My common ringtone is....

----------


## Lorraine

> Everyone of us like to have different and unique ringtones for our mobile, Some people have unique tone for each person. Some researches said that the ring tone describes our character, mention your ringtones here...
> 
> My common ringtone is....



Sometimes it may be happen. beacuse of that reason before setting a song as my ringing tone I am finding more and more details on that. Then make it as the tone.

----------


## Shana

> Everyone of us like to have different and unique ringtones for our mobile, Some people have unique tone for each person. Some researches said that the ring tone describes our character, mention your ringtones here...
> 
> My common ringtone is....


I don't think so.. Ringtones reflect the moods for me. I just have a veena instrumental as my tone!

----------


## Assassin

> Sometimes it may be happen. beacuse of that reason before setting a song as my ringing tone I am finding more and more details on that. Then make it as the tone.


That's fine, some tones grabs attention of others.

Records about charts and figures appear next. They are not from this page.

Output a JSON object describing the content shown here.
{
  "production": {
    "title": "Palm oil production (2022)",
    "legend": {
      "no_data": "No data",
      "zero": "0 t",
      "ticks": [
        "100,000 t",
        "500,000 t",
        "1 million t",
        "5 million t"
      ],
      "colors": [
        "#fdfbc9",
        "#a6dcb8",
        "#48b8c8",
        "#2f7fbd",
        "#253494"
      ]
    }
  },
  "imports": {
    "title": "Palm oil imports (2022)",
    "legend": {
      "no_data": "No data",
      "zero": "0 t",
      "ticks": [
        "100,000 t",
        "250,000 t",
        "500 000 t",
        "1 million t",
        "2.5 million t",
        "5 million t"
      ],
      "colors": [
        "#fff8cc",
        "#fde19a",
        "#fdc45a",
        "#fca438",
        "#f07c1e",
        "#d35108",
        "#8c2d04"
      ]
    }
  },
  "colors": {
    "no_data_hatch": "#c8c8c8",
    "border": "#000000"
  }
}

Tell me about your current ring tone that you are using right now.

----------


## Assassin

> I don't think so.. Ringtones reflect the moods for me. I just have a veena instrumental as my tone!


Psychologically it defines the people who love classic sounds may seem like smart people, who have a taste for the good things in life. They can be very intelligent and elitist, with higher goals. Really I don't know whether your character matches with these qualities.

----------